January 2016: Re-Defining Productivity for Physicians in Integrated Health Systems

Most of the compensation plans for physicians employed by health systems in the U.S. are productivity-driven with “productivity” defined as the production of a work relative value unit (wrvu). Paying physicians within this model requires the application of simple math skills; the wrvu’s produced for a defined accounting period are multiplied by the internal value established per wrvu and by clinical specialty; that yields the cash compensation earned for a given accounting period. Easy yes, productive, maybe. 

The issue at-hand is the definition of a “productive physician compensation plan” in a U.S. healthcare marketplace that is attempting to (and perhaps struggling to) redefine clinical care strategy. Ostensibly, there is a mounting challenge to the historic, and perhaps, classical definition of physician productivity as an exercise where the goal is to produce as many work units (wrvu’s) as possible within a given accounting period; regardless of the value (positive or negative) delivered to patients and the sponsoring organization. 
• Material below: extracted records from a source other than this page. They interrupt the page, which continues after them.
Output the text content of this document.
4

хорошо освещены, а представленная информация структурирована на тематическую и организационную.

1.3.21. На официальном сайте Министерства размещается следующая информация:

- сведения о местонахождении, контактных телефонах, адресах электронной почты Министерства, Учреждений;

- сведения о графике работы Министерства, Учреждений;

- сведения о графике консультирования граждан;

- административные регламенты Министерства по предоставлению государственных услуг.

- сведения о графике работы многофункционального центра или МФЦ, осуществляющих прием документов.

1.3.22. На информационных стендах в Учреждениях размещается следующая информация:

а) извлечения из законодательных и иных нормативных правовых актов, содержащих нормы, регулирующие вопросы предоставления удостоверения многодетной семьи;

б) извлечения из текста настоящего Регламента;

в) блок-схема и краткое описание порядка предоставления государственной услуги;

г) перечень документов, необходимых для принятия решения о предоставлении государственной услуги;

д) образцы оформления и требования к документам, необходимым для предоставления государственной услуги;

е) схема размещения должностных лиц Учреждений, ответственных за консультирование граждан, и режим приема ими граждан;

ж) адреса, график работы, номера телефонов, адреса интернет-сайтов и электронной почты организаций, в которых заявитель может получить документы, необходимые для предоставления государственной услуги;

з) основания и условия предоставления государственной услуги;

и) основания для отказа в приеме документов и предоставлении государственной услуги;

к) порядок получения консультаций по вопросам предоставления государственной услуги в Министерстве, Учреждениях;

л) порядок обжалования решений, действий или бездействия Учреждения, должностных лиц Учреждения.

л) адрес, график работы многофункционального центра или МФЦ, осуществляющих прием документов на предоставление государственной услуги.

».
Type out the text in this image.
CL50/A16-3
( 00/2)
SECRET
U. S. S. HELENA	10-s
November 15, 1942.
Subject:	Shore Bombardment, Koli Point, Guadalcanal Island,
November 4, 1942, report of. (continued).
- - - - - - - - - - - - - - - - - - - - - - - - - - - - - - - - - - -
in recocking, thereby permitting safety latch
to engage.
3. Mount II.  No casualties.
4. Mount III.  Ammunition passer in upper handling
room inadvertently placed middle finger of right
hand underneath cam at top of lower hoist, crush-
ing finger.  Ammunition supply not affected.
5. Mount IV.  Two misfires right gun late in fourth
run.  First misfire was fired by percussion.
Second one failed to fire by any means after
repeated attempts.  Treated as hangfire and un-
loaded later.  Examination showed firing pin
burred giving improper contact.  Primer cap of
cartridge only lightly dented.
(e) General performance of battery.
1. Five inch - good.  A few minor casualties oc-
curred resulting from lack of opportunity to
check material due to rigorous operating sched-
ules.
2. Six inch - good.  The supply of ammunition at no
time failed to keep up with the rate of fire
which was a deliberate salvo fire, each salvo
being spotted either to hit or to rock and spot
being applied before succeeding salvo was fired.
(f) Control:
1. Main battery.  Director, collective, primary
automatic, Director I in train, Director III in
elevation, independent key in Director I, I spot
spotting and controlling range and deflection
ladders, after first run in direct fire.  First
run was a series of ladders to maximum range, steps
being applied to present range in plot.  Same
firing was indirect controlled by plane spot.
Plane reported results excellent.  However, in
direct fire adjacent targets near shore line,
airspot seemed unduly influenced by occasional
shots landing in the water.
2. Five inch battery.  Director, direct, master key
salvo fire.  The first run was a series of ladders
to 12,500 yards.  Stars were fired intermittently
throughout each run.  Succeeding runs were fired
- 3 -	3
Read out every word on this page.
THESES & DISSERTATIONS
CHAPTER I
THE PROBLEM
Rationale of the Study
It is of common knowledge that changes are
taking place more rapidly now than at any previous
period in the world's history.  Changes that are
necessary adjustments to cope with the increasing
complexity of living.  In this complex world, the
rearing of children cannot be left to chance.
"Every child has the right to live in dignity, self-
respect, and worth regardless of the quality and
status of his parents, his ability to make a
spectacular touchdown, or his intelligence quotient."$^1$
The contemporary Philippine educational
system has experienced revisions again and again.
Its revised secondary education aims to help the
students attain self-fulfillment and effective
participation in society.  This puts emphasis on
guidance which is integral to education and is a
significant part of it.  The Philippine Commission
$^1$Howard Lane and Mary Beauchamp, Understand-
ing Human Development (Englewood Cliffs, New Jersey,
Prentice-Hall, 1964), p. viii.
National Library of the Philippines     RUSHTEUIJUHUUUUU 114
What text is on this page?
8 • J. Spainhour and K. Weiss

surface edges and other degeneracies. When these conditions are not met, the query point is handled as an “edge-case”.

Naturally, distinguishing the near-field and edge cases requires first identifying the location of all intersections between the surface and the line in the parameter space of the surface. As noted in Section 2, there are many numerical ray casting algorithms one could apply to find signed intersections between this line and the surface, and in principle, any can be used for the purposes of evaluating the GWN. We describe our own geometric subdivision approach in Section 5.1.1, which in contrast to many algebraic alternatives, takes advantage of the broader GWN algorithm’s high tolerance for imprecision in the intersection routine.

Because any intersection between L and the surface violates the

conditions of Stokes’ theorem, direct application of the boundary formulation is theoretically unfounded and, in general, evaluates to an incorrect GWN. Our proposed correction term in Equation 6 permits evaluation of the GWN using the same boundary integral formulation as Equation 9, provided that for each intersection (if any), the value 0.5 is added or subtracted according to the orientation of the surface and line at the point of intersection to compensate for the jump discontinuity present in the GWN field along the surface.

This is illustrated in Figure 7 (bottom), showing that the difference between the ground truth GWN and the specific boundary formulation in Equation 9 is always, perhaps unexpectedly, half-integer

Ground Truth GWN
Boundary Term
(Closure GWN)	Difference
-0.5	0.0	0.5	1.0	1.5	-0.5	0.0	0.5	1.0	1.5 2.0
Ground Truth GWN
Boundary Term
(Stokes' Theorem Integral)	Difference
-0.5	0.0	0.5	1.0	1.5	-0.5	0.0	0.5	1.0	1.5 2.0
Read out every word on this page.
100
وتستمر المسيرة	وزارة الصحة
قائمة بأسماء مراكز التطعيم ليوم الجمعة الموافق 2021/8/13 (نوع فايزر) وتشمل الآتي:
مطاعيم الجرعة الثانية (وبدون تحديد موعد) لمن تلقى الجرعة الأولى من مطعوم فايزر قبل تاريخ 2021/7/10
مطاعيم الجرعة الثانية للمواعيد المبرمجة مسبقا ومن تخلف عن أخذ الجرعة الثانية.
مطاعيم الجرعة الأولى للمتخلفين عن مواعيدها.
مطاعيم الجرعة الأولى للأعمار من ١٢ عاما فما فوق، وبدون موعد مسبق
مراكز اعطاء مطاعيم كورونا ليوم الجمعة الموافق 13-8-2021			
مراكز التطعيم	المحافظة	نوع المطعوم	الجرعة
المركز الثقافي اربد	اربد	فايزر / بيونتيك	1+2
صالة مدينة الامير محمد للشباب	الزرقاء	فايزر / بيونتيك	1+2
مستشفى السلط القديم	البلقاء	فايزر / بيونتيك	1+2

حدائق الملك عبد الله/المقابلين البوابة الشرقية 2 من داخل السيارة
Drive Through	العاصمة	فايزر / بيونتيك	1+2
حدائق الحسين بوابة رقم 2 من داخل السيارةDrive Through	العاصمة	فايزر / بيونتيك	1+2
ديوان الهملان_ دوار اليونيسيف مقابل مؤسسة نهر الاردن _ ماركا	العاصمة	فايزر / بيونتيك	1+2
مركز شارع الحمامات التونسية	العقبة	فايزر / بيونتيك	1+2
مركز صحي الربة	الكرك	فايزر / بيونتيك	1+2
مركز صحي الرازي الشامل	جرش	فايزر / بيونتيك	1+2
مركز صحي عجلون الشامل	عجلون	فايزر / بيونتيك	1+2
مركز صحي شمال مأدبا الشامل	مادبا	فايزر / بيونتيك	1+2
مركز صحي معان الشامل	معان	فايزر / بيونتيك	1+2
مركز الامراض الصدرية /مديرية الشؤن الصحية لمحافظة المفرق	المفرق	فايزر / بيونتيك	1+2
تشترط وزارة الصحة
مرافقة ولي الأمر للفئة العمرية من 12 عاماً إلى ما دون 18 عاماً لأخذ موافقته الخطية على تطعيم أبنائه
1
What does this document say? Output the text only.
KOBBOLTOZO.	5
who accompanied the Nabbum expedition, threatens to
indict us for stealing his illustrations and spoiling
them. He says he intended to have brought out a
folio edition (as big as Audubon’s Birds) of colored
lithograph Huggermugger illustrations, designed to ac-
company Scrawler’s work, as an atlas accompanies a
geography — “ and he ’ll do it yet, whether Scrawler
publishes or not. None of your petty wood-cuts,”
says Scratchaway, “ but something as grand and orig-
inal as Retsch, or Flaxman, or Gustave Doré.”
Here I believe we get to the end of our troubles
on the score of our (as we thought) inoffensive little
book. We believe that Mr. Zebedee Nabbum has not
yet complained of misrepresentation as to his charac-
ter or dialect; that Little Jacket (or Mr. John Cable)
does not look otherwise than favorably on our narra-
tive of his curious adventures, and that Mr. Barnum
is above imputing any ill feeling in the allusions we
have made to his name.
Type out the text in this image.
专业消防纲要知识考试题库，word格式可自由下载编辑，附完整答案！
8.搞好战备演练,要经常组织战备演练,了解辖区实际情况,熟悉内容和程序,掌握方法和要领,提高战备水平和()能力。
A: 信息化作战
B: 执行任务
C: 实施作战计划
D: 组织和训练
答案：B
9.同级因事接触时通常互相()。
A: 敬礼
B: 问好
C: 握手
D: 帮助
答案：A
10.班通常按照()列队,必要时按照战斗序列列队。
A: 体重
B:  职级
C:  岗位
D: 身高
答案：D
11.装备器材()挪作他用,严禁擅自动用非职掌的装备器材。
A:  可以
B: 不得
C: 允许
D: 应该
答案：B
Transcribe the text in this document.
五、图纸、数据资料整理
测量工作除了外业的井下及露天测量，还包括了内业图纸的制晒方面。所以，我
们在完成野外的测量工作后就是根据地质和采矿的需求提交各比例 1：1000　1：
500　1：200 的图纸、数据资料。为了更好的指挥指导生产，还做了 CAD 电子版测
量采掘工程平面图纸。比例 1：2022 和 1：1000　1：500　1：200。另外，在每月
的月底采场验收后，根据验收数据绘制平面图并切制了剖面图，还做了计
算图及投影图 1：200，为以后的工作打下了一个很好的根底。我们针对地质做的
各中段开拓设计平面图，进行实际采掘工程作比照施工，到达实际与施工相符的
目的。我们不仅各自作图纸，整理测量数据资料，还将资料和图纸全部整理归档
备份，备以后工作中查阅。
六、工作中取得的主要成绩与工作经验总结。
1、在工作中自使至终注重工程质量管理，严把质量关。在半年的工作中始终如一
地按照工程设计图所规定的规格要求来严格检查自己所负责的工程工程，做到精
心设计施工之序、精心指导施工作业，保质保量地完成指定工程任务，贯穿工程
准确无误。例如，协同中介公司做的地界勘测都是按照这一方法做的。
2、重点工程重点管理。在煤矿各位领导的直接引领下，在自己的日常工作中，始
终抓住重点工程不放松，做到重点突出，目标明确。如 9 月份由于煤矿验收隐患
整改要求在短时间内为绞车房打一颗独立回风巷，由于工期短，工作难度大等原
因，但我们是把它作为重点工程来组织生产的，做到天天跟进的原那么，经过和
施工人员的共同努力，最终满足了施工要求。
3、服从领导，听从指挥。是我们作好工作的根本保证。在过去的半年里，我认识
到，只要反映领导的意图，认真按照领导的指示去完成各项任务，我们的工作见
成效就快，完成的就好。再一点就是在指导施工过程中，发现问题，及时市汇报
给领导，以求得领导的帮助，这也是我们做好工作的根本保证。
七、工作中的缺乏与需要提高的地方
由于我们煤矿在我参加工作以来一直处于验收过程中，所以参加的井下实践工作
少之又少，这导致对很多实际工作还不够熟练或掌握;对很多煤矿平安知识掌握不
Such an approach to compensating physicians is not the norm in a select few organizations. Some, well-advanced, integrated health systems have determined that it is not a principal goal to create an eco-system of incentives based upon a goal of “incenting” physicians to optimize their current cash compensation potential. 

The question on the table is one of “how does a health system define and pay for physician productivity moving forward?”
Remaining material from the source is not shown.